For the past 20 years, online content strategy revolved around SEO (Search Engine Optimization).
The goal was simple: optimize keywords, build links, and refine metadata to rank higher on Google.
But in 2025, users increasingly turn to generative AI search tools like Perplexity, ChatGPT, and You.com.
Instead of browsing search result pages themselves, users receive answers assembled by AI.
This shift has given rise to GEO (Generative Engine Optimization), optimizing content specifically for generative AI engines.

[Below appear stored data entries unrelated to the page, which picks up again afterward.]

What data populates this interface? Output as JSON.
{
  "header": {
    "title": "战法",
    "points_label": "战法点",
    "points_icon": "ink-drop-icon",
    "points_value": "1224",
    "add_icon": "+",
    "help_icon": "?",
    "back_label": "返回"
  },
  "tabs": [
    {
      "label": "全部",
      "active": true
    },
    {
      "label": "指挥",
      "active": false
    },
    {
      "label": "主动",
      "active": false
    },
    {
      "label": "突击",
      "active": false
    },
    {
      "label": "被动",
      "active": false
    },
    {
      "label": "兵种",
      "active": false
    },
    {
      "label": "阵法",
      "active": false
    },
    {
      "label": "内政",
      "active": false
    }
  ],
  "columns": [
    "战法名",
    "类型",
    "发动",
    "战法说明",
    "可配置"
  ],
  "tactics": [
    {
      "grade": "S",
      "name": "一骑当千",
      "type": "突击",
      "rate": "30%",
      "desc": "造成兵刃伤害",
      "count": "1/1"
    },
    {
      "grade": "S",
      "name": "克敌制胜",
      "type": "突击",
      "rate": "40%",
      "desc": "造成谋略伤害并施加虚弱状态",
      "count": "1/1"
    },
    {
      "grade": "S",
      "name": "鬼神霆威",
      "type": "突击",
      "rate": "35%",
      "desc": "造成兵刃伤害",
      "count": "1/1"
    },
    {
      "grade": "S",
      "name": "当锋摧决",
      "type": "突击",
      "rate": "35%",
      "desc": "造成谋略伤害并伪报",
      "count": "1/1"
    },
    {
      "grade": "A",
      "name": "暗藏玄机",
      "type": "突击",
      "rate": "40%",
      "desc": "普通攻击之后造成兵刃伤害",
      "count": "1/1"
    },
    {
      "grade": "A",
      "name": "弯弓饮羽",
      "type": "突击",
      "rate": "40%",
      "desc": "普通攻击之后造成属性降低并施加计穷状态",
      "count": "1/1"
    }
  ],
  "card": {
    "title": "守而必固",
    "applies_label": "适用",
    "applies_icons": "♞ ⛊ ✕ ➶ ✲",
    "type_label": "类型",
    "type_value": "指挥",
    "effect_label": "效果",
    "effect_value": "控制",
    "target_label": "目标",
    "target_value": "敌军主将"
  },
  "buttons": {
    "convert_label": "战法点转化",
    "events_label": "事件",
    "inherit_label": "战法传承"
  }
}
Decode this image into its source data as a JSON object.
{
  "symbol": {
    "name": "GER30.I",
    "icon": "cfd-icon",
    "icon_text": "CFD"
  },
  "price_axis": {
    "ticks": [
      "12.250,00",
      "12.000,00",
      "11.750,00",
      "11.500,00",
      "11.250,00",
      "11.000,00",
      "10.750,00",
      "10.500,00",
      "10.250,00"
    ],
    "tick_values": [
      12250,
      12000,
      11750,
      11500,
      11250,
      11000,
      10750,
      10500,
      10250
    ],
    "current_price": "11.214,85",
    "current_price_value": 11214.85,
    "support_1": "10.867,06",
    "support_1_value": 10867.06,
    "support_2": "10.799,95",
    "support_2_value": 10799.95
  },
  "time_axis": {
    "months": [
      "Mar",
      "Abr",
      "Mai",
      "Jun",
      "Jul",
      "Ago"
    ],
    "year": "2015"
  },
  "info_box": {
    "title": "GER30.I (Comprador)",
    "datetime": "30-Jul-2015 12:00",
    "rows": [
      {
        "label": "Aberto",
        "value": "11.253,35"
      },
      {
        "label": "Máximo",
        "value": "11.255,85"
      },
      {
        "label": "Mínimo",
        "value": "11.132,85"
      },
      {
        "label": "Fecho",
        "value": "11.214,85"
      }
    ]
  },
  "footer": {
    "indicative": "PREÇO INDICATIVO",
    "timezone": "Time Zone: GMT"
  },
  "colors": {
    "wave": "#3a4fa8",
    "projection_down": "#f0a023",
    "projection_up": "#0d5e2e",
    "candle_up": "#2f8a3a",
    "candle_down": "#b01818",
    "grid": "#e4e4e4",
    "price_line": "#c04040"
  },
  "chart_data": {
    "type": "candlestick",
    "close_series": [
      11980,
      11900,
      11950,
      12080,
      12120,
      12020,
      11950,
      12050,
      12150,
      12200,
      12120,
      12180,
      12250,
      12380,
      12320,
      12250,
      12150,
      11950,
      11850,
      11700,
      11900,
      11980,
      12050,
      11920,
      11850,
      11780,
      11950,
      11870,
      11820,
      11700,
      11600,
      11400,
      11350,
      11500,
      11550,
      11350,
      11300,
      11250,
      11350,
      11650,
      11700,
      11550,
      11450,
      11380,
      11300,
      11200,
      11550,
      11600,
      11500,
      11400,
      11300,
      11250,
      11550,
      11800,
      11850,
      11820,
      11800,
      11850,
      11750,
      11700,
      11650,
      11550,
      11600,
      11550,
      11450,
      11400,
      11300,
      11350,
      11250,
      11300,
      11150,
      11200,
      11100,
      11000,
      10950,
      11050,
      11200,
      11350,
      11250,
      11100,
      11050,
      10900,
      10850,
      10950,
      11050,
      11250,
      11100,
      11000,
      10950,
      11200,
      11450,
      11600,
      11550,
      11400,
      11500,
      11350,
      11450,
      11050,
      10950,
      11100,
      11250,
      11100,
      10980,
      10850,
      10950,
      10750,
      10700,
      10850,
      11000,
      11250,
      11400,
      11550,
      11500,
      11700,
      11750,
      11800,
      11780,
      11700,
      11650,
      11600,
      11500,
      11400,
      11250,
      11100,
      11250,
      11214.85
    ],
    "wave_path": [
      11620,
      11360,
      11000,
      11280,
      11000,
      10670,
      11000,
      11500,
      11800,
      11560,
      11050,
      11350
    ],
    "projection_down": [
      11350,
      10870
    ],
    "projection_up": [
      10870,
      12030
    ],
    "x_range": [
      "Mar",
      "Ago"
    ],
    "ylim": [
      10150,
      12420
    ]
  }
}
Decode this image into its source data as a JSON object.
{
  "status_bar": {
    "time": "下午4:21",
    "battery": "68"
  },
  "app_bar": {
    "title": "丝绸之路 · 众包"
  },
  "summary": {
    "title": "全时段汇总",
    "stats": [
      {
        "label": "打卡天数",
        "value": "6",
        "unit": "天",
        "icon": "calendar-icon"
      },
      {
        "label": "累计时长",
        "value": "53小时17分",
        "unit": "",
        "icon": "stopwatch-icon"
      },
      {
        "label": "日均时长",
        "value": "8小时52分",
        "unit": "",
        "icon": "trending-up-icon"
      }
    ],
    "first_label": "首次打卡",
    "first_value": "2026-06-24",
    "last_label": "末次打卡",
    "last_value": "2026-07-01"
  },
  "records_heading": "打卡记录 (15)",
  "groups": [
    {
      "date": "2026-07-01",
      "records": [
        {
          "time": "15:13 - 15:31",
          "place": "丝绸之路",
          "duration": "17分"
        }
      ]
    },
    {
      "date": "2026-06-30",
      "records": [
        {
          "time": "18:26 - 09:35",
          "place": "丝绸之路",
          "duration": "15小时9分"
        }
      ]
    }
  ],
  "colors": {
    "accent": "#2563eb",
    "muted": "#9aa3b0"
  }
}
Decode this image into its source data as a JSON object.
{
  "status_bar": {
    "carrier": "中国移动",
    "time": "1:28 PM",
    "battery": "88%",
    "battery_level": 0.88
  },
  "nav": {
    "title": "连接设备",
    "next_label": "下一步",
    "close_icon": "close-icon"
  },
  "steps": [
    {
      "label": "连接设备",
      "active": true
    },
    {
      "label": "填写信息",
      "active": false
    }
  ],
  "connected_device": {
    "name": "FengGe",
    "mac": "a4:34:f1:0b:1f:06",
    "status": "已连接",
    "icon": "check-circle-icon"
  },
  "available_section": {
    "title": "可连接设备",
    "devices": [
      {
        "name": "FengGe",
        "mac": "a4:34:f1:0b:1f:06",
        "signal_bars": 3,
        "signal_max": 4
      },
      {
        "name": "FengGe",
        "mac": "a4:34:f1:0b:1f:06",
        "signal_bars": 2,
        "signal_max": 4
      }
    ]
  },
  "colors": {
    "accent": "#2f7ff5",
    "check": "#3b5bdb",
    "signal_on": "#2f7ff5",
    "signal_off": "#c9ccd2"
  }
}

If SEO was about making your page readable by search engines,
GEO is about making your content included in AI-generated answers.
- Limitation of SEO:
Keyword stuffing and link-building have little influence on AI responses.
- Goal of GEO:
Ensure your content is contextually integrated into the datasets that AI models learn from and reference.
- Key Difference:
Search engines return URLs, while AI returns sentences. GEO is therefore more akin to “sentence-level optimization.”
1. Provide Structured Data
Use tables, JSON, or llms.txt files to make information easily readable by AI.
2. Ensure Source Credibility
AI prioritizes trustworthy domains and citable sources.
.gov or .edu and reputable media carry higher weight.
Even corporate blogs can improve inclusion probability with expert attribution or academic citations.
3. Keep Content Updated
AI models struggle with real-time data.
Providing dynamic access via RSS feeds or APIs increases the chance your content is reflected in AI answers.
4. Optimize for Multimodal Use
Text is no longer enough:images, charts, and videos that reinforce explanations are more likely to be leveraged by AI in responses.
Travel & Hospitality:
Expedia and Booking.com use llms.txt to include hotel information in AI-generated responses.
E-Commerce:
Some Shopify stores expose product data via JSON-LD to ensure AI reflects prices and stock in answers.
Media:
Major news outlets are pursuing API-based GEO partnerships rather than restricting content access.
llms.txt is a guidance file websites can provide to generative AI (LLM) crawlers.
Purpose:
Specify which content AI can learn from or reference, and which should be excluded.
Location:
Placed in the website root directory, readable by LLM crawlers.
Role:
Rules for AI model training/reference.
Key Features:
- Allow/Disallow Rules: Specify which paths AI can include or ignore.
- Usage Conditions: Require source attribution or link inclusion.
- License/Permission: Restrict usage (e.g., non-commercial only).
Example llms.txt
Structure:
# Default rules for all LLMs
User-agent: *
Disallow: /private
Allow: /blog
Allow: /public
# Specific LLM crawler rules
User-agent: OpenAI
Allow: /ai-content
Disallow: /drafts
# Metadata policies
Policy: attribution-required
Policy: non-commercial
Difference from robots.txt
Feature | robots.txt | llms.txt |
---|---|---|
Target | Search engine crawlers | LLM / generative AI crawlers |
Purpose | Control indexing | Control learning/reference data |
Effect | Search visibility | Inclusion in AI answers / dataset use |
Standard | Fully established (since 1994) | Proposed 2024–2025, still evolving |
Note: Not all AI providers (OpenAI, Anthropic, Google) officially adopt llms.txt yet.
However, platforms like Perplexity, You.com, and some emerging AI startups already support it, making it a proactive strategy today.
Bias: Companies investing heavily in GEO may skew AI responses.
Transparency: Users cannot easily see which content AI prioritizes.
Lack of Standards: Unlike SEO, GEO rules are not yet unified.
In the next five years, GEO is expected to become the default strategy for AI search:
Emergence of GEO-focused agencies
Widespread adoption of standardized files like llms.txt
AI visibility will become the primary KPI for online marketing
GEO goes beyond technical optimization, it represents a new marketing paradigm in the generative AI era.
SEO is ending. GEO is here.
The focus is no longer on ranking pages, it’s on having your brand included within AI-generated answers.
GEO is the content survival strategy for the age of generative AI.